Während downsizing für die US-amerikanischen Arbeitgeber nicht mehr das ist, was es einmal war, betrachten sie inzwischen den Mindestlohn mit etwas freundlicheren Augen. Denn im Oktober 1996 stiegen die Beschäftigtenzahlen in Großhandel und Gastronomie. Was haben diese beiden Dinge miteinander zu tun? Die Inhaber solcher Arbeitsplätze verdienen oft den Mindeststundenlohn. In jenem Monat nun wurde dieser endlich angehoben – von 4,25 auf 4,75 Dollar pro Stunde – die erste Anhebung seit 1991. Die Arbeitgeber hatten Konkurs und Entlassungen an die Wand gemalt. Doch als Edward Tinsley, der Inhaber einer Steakhauskette im mittleren Preissegment, sich gezwungen sah, seine Preise um etwa 5 Prozent zu erhöhen, und dabei das Schlimmste befürchtete, erlebte er eine große Überraschung. Für die meisten seiner Stammkunden änderte die Preiserhöhung gar nichts. Was aber seine finanzschwächsten Kunden betraf, die das Standardessen zum Festpreis von 7,75 Dollar bestellen, so war die Preiserhöhung durch die Anhebung des Mindestlohns mehr als aufgefangen worden. Angesichts seiner plötzlich volleren Restaurants mußte Tinsley einsehen: „Unsere Angestellten sind unsere Abnehmer. Und wenn unsere Angestellten über mehr Kaufkraft verfügen, können sie auch mehr ausgeben.“4

Während Tinsley auf diese Weise Keynes wiederentdeckte, veröffentlichte die OECD ihren Bericht über die Vereinigten Staaten. Darin hieß es: „[Die OECD] ist mit der soeben beschlossenen Erhöhung des Mindestlohns grundsätzlich nicht einverstanden. Obwohl dieser gemessen an den Durchschnittsgehältern immer noch recht niedrig ist und diese Erhöhung gewisse Einkommensunterschiede mildern mag, ist sie ein wenig geeignetes Instrument und droht, die Unqualifiziertesten zu gefährden, weil ihre Beschäftigungsmöglichkeiten dadurch abnehmen.“5 Wie es scheint, ist die OECD recht „konservativ“.

dt.

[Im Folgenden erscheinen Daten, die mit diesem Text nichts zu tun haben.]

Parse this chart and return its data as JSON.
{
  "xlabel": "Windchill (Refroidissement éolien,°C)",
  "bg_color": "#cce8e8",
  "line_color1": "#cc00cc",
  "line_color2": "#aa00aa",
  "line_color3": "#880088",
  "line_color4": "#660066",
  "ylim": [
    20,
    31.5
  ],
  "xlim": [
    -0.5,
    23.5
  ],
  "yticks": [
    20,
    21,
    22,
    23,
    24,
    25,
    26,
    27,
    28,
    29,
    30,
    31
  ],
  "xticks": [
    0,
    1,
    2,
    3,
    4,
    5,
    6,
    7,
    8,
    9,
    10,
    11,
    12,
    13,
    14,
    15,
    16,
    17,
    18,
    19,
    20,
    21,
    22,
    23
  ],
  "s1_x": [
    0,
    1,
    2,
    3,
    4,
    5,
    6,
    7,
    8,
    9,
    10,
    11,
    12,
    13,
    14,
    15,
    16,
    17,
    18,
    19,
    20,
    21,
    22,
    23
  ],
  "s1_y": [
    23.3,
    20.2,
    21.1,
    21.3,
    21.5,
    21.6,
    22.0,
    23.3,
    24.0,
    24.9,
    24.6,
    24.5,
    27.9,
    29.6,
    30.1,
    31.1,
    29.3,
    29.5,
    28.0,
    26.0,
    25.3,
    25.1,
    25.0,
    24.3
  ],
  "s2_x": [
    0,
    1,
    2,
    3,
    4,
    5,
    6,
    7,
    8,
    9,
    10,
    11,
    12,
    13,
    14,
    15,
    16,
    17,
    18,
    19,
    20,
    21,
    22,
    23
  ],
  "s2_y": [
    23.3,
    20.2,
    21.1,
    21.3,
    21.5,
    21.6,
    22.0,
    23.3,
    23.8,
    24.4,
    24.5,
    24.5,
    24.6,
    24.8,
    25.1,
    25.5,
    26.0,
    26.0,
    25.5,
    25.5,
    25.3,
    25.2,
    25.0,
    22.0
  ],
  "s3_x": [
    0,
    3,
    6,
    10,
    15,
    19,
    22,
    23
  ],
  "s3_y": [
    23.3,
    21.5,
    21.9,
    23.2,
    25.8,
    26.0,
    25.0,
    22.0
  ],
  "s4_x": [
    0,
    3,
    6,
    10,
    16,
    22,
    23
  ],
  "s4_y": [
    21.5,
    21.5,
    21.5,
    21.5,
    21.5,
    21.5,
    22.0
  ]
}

Sabine Scheidemann

Fußnoten: 1„Call it Dumbsizing: Why Some Companies Regret Cost-Cutting“, The Wall Street Journal Europe, Brüssel, 15. Mai 1996. Siehe auch „Loser Layoffs“, US News and World Report, 25. November 1996. 2 „New Buzzword Sweeps US Companies: Growth“, The Wall Street Journal Europe, Brüssel, 9. Dezember 1996. 3 „More Downsized Workers are Returning as Rentals“, The New York Times, 8. Dezember 1996. 4 „US Takes Rise in Minimum Wage in Stride“, The Wall Street Journal Europe, Brüssel, 21. November 1996. 5 „Wirtschaftsstudien der OECD, Vereinigte Staaten, 1996“, OECD, Paris, S. 12.